Simonetti told the boy he would take them down if the boy gave him pornographic videos. His victim complied. Then Simonetti sent two videos to the boy’s friends.
He was also handed charges over other victims, including where he threatened a girl that he’d go to her house and tie up her mother if she didn’t get the boy to communicate with him.
The girl showed the messages to her mother who reported them to police. Simonetti’s home was raided in November 2016 and police seized an iPhone containing four images and 11 videos of child abuse material.
Justice Michael Elkaim told the ACT Supreme Court this material was very pornographic.
He said these offences were probably a little more serious than the similar ones he had sentenced Simonetti over in 2018.
Back then, the then-20-year-old Simonetti was handed a two-and-a-half year jail sentence, suspended after nine months, over charges that included using a carriage service to transmit, solicit and distribute child pornography material.
These crimes included him sending a young woman photographs of herself wearing little clothing taken years earlier, and threatening to disseminate them to people.
When she asked how he got a revealing photo of her, he told her, “Revenge porn sites are great. Your life ends now. You have until my sh-y internet loads to stop me”.
While Justice Elkaim said the charges he was dealing with on Friday (26 August) showed the offences that had been dealt with in 2018 were “not isolated in nature”, Friday’s offences had actually been committed before the 2018 ones.
The court heard Simonetti hadn’t committed more offences since leaving jail, had completed a sex offenders program, maintained a stable lifestyle with family and friends and sought counselling.
His counsellor said he had learnt from the errors of his past, a psychologist said he was deeply regretful of his actions and was unlikely to engage in such “abhorrent” behaviour again, while a social worker said they were impressed by his ability to take responsibility for his actions.
In a character reference, his mother said he had told her, “Mum, I did this. I have to deal with it”.
She also talked about the impact his offences had on their family. For instance, dolls covered in red paint had been found in their courtyard and an envelope with pictures of teenage pornography was put in their letterbox.
Simonetti told the court he had completed a commerce degree, but found it difficult to get a job due to his criminal history.
“These factors do not excuse any of my actions, but I want to share what I have come to understand is part of the context of my actions, such as making someone else, anyone else, feel as bad as I was at the time,” he said about his offending.
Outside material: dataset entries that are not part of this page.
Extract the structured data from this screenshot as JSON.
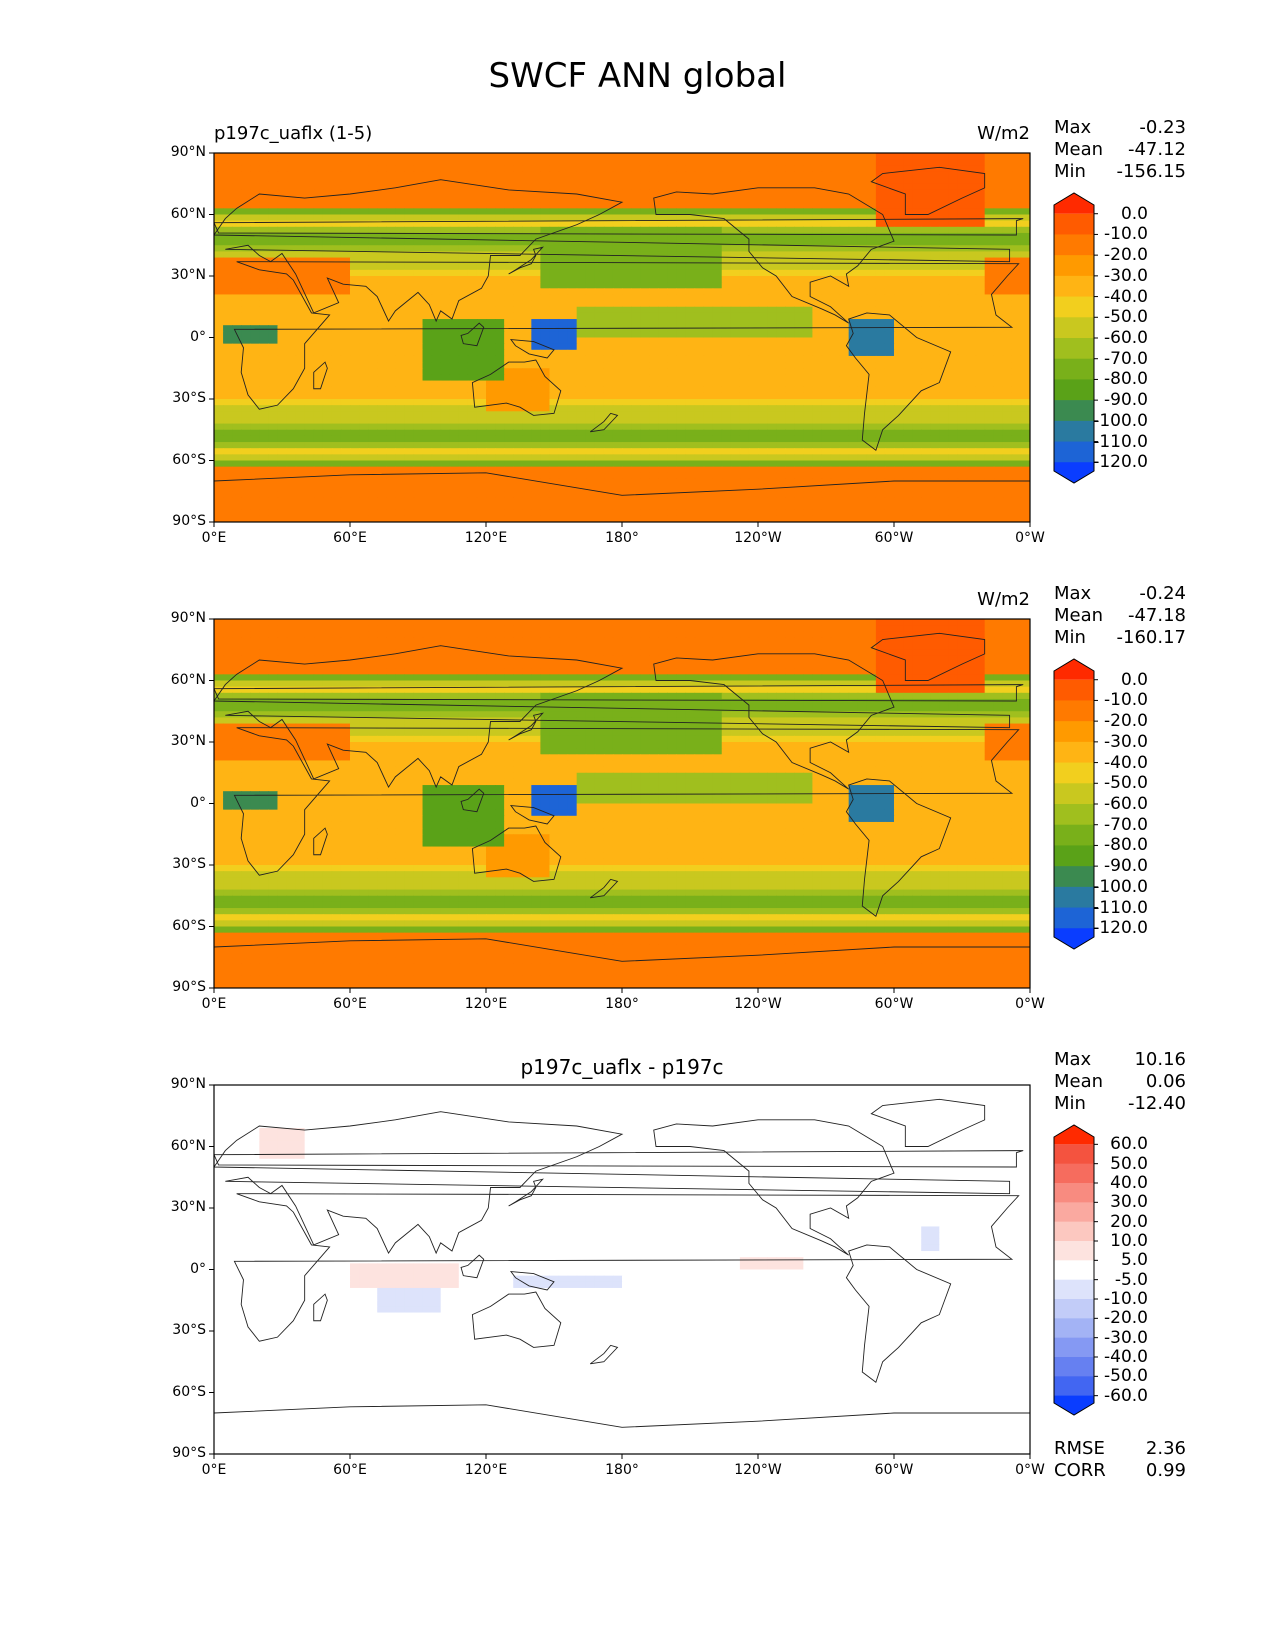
{
  "title": "SWCF ANN global",
  "panels": [
    {
      "id": "test",
      "title": "p197c_uaflx (1-5)",
      "units": "W/m2",
      "stats": [
        {
          "label": "Max",
          "value": "-0.23"
        },
        {
          "label": "Mean",
          "value": "-47.12"
        },
        {
          "label": "Min",
          "value": "-156.15"
        }
      ]
    },
    {
      "id": "ref",
      "title": "",
      "units": "W/m2",
      "stats": [
        {
          "label": "Max",
          "value": "-0.24"
        },
        {
          "label": "Mean",
          "value": "-47.18"
        },
        {
          "label": "Min",
          "value": "-160.17"
        }
      ]
    },
    {
      "id": "diff",
      "title": "p197c_uaflx - p197c",
      "units": "",
      "stats": [
        {
          "label": "Max",
          "value": "10.16"
        },
        {
          "label": "Mean",
          "value": "0.06"
        },
        {
          "label": "Min",
          "value": "-12.40"
        }
      ],
      "metrics": [
        {
          "label": "RMSE",
          "value": "2.36"
        },
        {
          "label": "CORR",
          "value": "0.99"
        }
      ]
    }
  ],
  "chart_data": [
    {
      "type": "heatmap",
      "title": "p197c_uaflx (1-5)",
      "units": "W/m2",
      "xlim": [
        0,
        360
      ],
      "ylim": [
        -90,
        90
      ],
      "xticks": [
        "0°E",
        "60°E",
        "120°E",
        "180°",
        "120°W",
        "60°W",
        "0°W"
      ],
      "yticks": [
        "90°N",
        "60°N",
        "30°N",
        "0°",
        "30°S",
        "60°S",
        "90°S"
      ],
      "colorbar": {
        "levels": [
          "0.0",
          "-10.0",
          "-20.0",
          "-30.0",
          "-40.0",
          "-50.0",
          "-60.0",
          "-70.0",
          "-80.0",
          "-90.0",
          "-100.0",
          "-110.0",
          "-120.0"
        ],
        "colors": [
          "#ff2a00",
          "#ff5b00",
          "#ff7a00",
          "#ff9a00",
          "#ffb414",
          "#f2cf1e",
          "#c9c81f",
          "#a0bf1e",
          "#79b01a",
          "#5aa218",
          "#3b8a50",
          "#2a7aa0",
          "#1d64d6",
          "#0a3dff"
        ]
      },
      "stats": {
        "max": -0.23,
        "mean": -47.12,
        "min": -156.15
      }
    },
    {
      "type": "heatmap",
      "title": "",
      "units": "W/m2",
      "xlim": [
        0,
        360
      ],
      "ylim": [
        -90,
        90
      ],
      "xticks": [
        "0°E",
        "60°E",
        "120°E",
        "180°",
        "120°W",
        "60°W",
        "0°W"
      ],
      "yticks": [
        "90°N",
        "60°N",
        "30°N",
        "0°",
        "30°S",
        "60°S",
        "90°S"
      ],
      "colorbar": {
        "levels": [
          "0.0",
          "-10.0",
          "-20.0",
          "-30.0",
          "-40.0",
          "-50.0",
          "-60.0",
          "-70.0",
          "-80.0",
          "-90.0",
          "-100.0",
          "-110.0",
          "-120.0"
        ],
        "colors": [
          "#ff2a00",
          "#ff5b00",
          "#ff7a00",
          "#ff9a00",
          "#ffb414",
          "#f2cf1e",
          "#c9c81f",
          "#a0bf1e",
          "#79b01a",
          "#5aa218",
          "#3b8a50",
          "#2a7aa0",
          "#1d64d6",
          "#0a3dff"
        ]
      },
      "stats": {
        "max": -0.24,
        "mean": -47.18,
        "min": -160.17
      }
    },
    {
      "type": "heatmap",
      "title": "p197c_uaflx - p197c",
      "units": "",
      "xlim": [
        0,
        360
      ],
      "ylim": [
        -90,
        90
      ],
      "xticks": [
        "0°E",
        "60°E",
        "120°E",
        "180°",
        "120°W",
        "60°W",
        "0°W"
      ],
      "yticks": [
        "90°N",
        "60°N",
        "30°N",
        "0°",
        "30°S",
        "60°S",
        "90°S"
      ],
      "colorbar": {
        "levels": [
          "60.0",
          "50.0",
          "40.0",
          "30.0",
          "20.0",
          "10.0",
          "5.0",
          "-5.0",
          "-10.0",
          "-20.0",
          "-30.0",
          "-40.0",
          "-50.0",
          "-60.0"
        ],
        "colors": [
          "#ff2a00",
          "#f4533f",
          "#f66c5e",
          "#f88b80",
          "#faa9a0",
          "#fcc8c0",
          "#fde3df",
          "#ffffff",
          "#dde3fb",
          "#c2ccf8",
          "#a3b3f5",
          "#8599f3",
          "#6680f1",
          "#4266f2",
          "#0a3dff"
        ]
      },
      "stats": {
        "max": 10.16,
        "mean": 0.06,
        "min": -12.4
      },
      "rmse": 2.36,
      "corr": 0.99
    }
  ]
}
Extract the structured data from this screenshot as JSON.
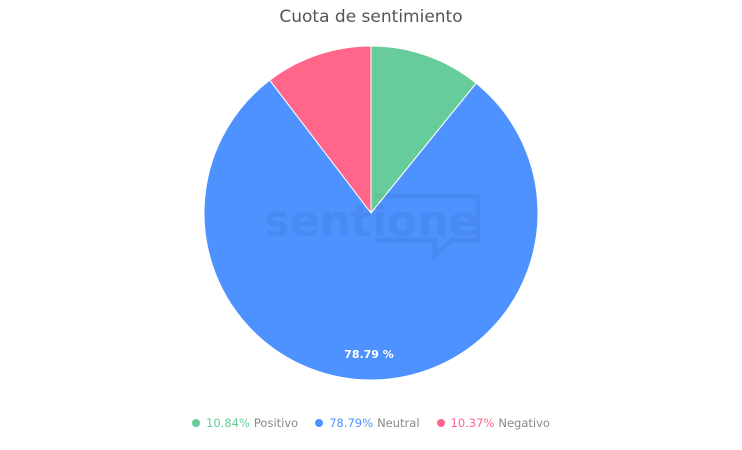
{
  "chart_data": {
    "type": "pie",
    "title": "Cuota de sentimiento",
    "start_angle": "top",
    "direction": "clockwise",
    "slices": [
      {
        "name": "Positivo",
        "value": 10.84,
        "label": "10.84%",
        "color": "#66cd9a"
      },
      {
        "name": "Neutral",
        "value": 78.79,
        "label": "78.79%",
        "color": "#4d92ff"
      },
      {
        "name": "Negativo",
        "value": 10.37,
        "label": "10.37%",
        "color": "#ff668a"
      }
    ],
    "data_labels": [
      "",
      "78.79 %",
      ""
    ],
    "legend_position": "bottom"
  },
  "watermark": "sentione"
}
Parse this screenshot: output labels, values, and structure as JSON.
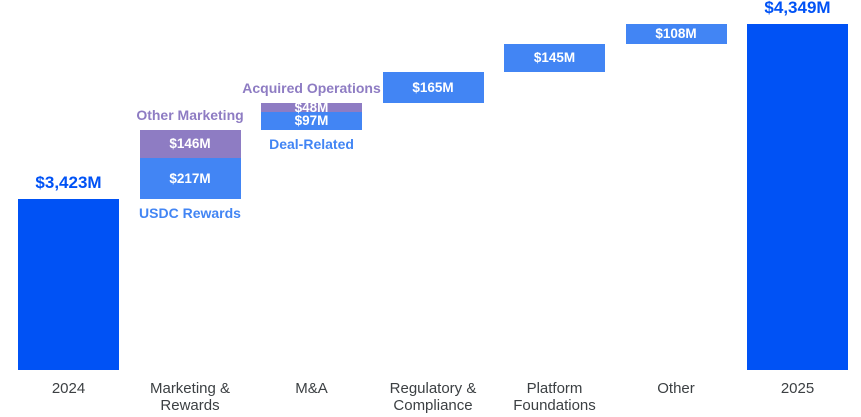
{
  "chart_data": {
    "type": "waterfall",
    "unit": "$M",
    "grid": false,
    "legend": "none",
    "background": "#ffffff",
    "colors": {
      "total_bar": "#0052f5",
      "step_bar_blue": "#4285f4",
      "step_bar_purple": "#8e7cc3",
      "total_label_text": "#0052f5",
      "callout_blue_text": "#4285f4",
      "callout_purple_text": "#8e7cc3",
      "bar_value_text": "#ffffff",
      "axis_label_text": "#3c4043"
    },
    "columns": [
      {
        "kind": "total",
        "axis_label": "2024",
        "value": 3423,
        "value_label": "$3,423M"
      },
      {
        "kind": "step",
        "axis_label": "Marketing &\nRewards",
        "segments": [
          {
            "name": "USDC Rewards",
            "value": 217,
            "value_label": "$217M",
            "color": "blue",
            "callout": {
              "text": "USDC Rewards",
              "position": "below",
              "color": "blue"
            }
          },
          {
            "name": "Other Marketing",
            "value": 146,
            "value_label": "$146M",
            "color": "purple",
            "callout": {
              "text": "Other Marketing",
              "position": "above",
              "color": "purple"
            }
          }
        ]
      },
      {
        "kind": "step",
        "axis_label": "M&A",
        "segments": [
          {
            "name": "Deal-Related",
            "value": 97,
            "value_label": "$97M",
            "color": "blue",
            "callout": {
              "text": "Deal-Related",
              "position": "below",
              "color": "blue"
            }
          },
          {
            "name": "Acquired Operations",
            "value": 48,
            "value_label": "$48M",
            "color": "purple",
            "callout": {
              "text": "Acquired Operations",
              "position": "above",
              "color": "purple"
            }
          }
        ]
      },
      {
        "kind": "step",
        "axis_label": "Regulatory &\nCompliance",
        "segments": [
          {
            "name": "Regulatory & Compliance",
            "value": 165,
            "value_label": "$165M",
            "color": "blue"
          }
        ]
      },
      {
        "kind": "step",
        "axis_label": "Platform\nFoundations",
        "segments": [
          {
            "name": "Platform Foundations",
            "value": 145,
            "value_label": "$145M",
            "color": "blue"
          }
        ]
      },
      {
        "kind": "step",
        "axis_label": "Other",
        "segments": [
          {
            "name": "Other",
            "value": 108,
            "value_label": "$108M",
            "color": "blue"
          }
        ]
      },
      {
        "kind": "total",
        "axis_label": "2025",
        "value": 4349,
        "value_label": "$4,349M"
      }
    ]
  }
}
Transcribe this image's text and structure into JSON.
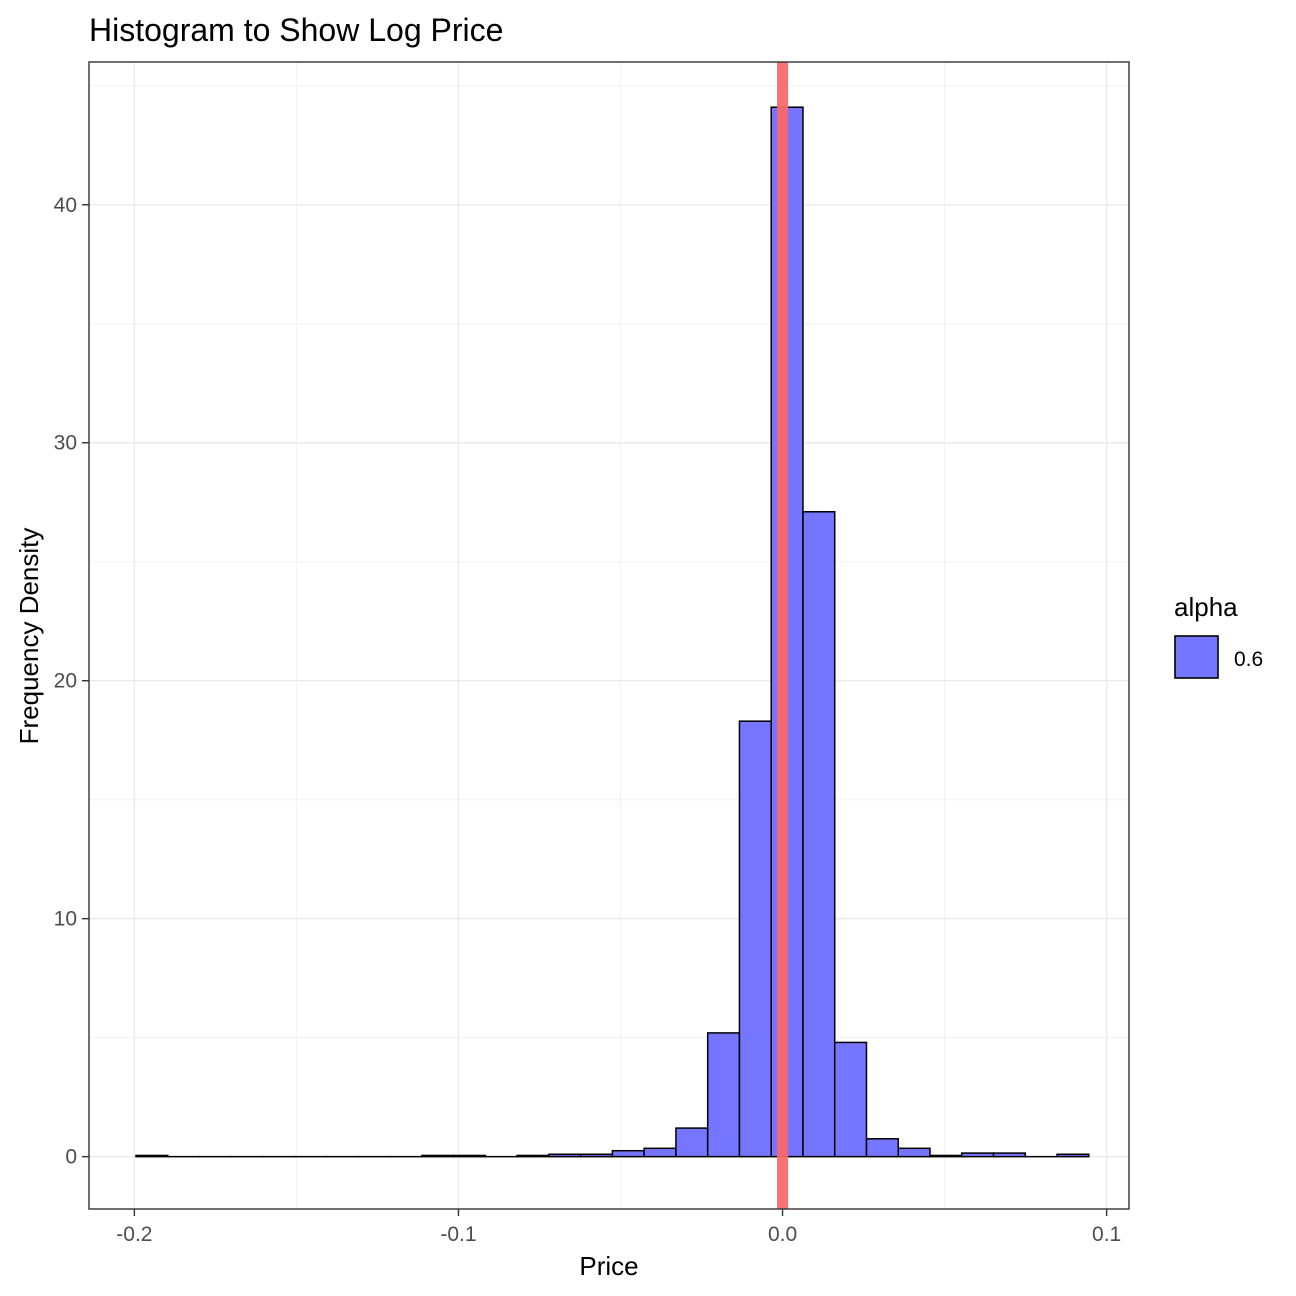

“I realise now that this was an inexcusable reaction to what was happening to me and that I should have sought professional help.”
Even though these matters preceded the 2018 ones, he was only charged in December 2021. Justice Elkaim said all offences should have been dealt with together.
He said he had no doubt the victims’ experiences were “awful and terrifying” and the community should know that unless there were very special circumstances, offences of this type will result in an offender going straight from the court to jail.
But he said this was a rare case where it might be said that rehabilitation had been successful and there were such special circumstances.
Simonetti, who has already been placed on the sex offenders register for life, pleaded guilty to charges of using a carriage service to cause child pornography material to be transmitted to himself, using a carriage service to make a threat to kill and using a carriage service to menace.
He was sentenced to about two years and one month’s jail to be served in the community via an intensive corrections order that ends in October 2024.